If you assume from the outside (unbeknownst to the agent) that they are all fair, then you're not showing a problem with the agent's reasoning, you're just using relevant information which they lack.

you could have a uniform prior on the true future long-run average frequency of heads for the unbiased coins

My prior would not be uniform, it would be 0.5! What else could "unbiased coins" mean? This solves the problem, because then a coin with few head flips and zero tail flips will always have posterior of p > 0.5.

If you build enough models each trial, you might find the models you select are actually overfitting to the validation set (memorizing it), sometimes to the point that the models with highest validation accuracy will tend to have worse test accuracy than models with validation accuracy in a lower interval.

In this case we have a prior expectation that simpler models are more likely to be effective.

Do we have a prior expectation that one kind of charity is better? Well if so, just factor that in, business as usual. I don't see the problem exactly.

3. Due to the related satisficer’s curse, when doing multiple hypothesis tests, you should adjust your p-values upward or your p-value cutoffs (false positive rate, significance level threshold) downward in specific ways to better predict replicability.
4. The satisficer’s curse also guarantees that empirical study publication based on p-value cutoffs will cause published studies to replicate less often than their p-values alone would suggest.

Bayesian EV estimation doesn't do hypothesis testing with p-value cutoffs. This is the same problem popping up in a different framework, yes it will require a different solution in that context, but they are separate.

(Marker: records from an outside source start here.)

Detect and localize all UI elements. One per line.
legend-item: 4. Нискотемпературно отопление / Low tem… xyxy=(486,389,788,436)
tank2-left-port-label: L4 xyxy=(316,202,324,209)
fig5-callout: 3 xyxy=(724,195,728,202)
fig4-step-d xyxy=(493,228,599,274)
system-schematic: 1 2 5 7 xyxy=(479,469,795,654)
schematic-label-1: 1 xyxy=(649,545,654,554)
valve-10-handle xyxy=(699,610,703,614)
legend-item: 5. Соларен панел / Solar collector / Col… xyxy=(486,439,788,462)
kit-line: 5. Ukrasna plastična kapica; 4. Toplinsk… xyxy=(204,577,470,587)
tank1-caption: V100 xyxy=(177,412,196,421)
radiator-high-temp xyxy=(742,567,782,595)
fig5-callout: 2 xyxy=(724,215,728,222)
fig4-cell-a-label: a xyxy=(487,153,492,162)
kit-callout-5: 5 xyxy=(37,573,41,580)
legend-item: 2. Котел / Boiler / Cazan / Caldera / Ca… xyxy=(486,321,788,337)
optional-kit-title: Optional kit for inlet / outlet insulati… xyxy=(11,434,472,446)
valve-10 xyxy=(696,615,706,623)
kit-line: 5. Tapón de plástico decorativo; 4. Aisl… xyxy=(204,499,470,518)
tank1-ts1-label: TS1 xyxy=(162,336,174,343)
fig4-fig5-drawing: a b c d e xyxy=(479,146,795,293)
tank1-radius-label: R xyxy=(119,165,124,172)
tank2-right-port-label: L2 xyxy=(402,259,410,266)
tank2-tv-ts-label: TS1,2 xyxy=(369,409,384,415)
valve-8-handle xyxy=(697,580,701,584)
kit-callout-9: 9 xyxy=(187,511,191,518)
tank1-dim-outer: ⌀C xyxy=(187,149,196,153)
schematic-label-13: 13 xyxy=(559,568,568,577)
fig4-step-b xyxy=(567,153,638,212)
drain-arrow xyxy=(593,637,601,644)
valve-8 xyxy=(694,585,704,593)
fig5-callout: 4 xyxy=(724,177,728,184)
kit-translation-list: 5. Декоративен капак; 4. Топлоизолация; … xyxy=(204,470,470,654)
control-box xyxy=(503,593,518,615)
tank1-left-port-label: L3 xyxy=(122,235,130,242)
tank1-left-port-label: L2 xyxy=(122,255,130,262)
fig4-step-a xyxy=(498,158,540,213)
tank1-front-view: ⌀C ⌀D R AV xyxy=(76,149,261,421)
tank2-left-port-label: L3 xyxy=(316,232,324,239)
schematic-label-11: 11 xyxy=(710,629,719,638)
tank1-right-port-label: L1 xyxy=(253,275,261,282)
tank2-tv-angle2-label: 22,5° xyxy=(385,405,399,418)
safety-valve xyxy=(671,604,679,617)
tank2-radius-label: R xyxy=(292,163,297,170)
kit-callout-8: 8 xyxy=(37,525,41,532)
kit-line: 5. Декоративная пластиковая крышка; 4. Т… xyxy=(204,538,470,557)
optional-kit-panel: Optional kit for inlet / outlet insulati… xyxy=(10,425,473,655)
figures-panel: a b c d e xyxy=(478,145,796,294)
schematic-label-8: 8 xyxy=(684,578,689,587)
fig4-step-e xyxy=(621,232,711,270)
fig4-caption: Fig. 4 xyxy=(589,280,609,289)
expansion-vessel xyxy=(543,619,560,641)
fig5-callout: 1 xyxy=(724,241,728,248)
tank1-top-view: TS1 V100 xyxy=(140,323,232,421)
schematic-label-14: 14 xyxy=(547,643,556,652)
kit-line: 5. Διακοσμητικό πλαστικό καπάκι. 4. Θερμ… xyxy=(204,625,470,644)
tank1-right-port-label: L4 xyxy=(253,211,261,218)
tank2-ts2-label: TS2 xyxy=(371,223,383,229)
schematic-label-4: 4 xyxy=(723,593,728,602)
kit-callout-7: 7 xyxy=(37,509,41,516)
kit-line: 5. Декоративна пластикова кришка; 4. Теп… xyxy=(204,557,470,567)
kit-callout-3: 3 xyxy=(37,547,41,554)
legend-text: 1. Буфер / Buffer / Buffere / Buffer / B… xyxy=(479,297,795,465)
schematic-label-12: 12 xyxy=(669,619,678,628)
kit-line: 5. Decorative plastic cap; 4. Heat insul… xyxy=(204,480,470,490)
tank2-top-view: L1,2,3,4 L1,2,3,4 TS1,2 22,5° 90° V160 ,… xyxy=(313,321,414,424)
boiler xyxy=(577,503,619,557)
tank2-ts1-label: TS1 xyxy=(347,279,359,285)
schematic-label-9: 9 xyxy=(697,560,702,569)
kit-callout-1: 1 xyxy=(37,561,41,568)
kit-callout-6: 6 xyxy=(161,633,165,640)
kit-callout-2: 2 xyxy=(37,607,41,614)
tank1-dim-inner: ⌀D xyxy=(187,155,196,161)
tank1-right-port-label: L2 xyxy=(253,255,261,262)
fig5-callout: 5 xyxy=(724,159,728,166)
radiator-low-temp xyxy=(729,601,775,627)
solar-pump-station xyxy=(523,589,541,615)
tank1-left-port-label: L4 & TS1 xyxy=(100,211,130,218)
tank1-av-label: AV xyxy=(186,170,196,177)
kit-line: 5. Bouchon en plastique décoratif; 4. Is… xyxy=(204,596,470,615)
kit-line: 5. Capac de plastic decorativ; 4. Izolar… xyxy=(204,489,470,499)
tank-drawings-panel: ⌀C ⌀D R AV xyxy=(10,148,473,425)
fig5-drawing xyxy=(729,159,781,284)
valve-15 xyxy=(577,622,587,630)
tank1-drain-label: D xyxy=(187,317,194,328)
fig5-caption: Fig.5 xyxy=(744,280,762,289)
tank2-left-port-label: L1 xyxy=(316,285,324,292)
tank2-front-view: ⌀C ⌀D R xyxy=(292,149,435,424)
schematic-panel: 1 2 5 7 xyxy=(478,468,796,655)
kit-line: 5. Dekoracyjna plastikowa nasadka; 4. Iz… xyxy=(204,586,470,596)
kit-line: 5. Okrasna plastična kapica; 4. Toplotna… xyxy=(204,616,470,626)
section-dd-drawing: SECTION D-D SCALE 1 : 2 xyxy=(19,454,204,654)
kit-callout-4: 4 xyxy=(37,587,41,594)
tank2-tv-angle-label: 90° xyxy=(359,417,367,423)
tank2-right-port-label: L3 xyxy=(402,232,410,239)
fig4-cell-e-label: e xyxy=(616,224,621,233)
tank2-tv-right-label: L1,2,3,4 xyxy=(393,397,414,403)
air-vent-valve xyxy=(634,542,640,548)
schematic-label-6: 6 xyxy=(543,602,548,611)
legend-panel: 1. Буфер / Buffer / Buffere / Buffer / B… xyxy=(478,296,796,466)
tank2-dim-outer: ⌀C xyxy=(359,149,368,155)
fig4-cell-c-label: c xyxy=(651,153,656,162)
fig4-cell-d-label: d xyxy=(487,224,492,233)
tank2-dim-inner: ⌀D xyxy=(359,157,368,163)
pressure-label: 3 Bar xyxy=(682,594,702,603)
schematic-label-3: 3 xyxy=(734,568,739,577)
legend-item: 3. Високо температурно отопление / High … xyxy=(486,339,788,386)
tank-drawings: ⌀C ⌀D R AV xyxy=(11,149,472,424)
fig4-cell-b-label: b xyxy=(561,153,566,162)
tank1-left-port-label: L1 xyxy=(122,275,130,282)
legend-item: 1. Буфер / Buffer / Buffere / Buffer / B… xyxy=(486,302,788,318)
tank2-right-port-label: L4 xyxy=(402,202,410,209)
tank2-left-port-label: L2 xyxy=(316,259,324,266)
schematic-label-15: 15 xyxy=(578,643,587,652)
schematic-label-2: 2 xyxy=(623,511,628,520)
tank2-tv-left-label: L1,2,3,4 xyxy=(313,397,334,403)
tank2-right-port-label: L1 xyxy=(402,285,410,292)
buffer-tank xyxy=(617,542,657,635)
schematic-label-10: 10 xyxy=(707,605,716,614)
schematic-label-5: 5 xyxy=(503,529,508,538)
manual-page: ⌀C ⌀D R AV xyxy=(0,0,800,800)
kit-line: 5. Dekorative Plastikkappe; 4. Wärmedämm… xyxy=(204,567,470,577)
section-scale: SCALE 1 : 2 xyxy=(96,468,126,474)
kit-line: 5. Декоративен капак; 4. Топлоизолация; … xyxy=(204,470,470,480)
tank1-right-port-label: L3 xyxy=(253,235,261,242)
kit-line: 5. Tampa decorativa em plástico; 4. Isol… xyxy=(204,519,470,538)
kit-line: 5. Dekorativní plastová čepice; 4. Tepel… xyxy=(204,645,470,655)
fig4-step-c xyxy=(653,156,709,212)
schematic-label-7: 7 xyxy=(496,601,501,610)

Now, if you treat your priors as posteriors that are conditional on a sample of random observations and arguments you’ve been exposed to or thought of yourself, you’d similarly find a bias towards interventions with “lucky” observations and arguments. For the intervention you do select compared to an intervention chosen at random, you’re more likely to have been convinced by poor arguments that support it and less likely to have seen good arguments against it, regardless of the intervention’s actual merits, and this bias increases the more interventions you consider. The solution supported by Proposition 2 doesn’t correct for the number of interventions under consideration.

The proposed solution applies here too, just do (simplistic, informal) posterior EV correction for your (simplistic, informal) estimates.

Of course that's not going to be very reliable. But that's the whole point of using such simplistic, informal thinking. All kinds of rigor get sacrificed when charities are dismissed for sloppy reasons. If you think your informally-excluded charities might actually turn out to be optimal then you shouldn't be informally excluding them in the first place.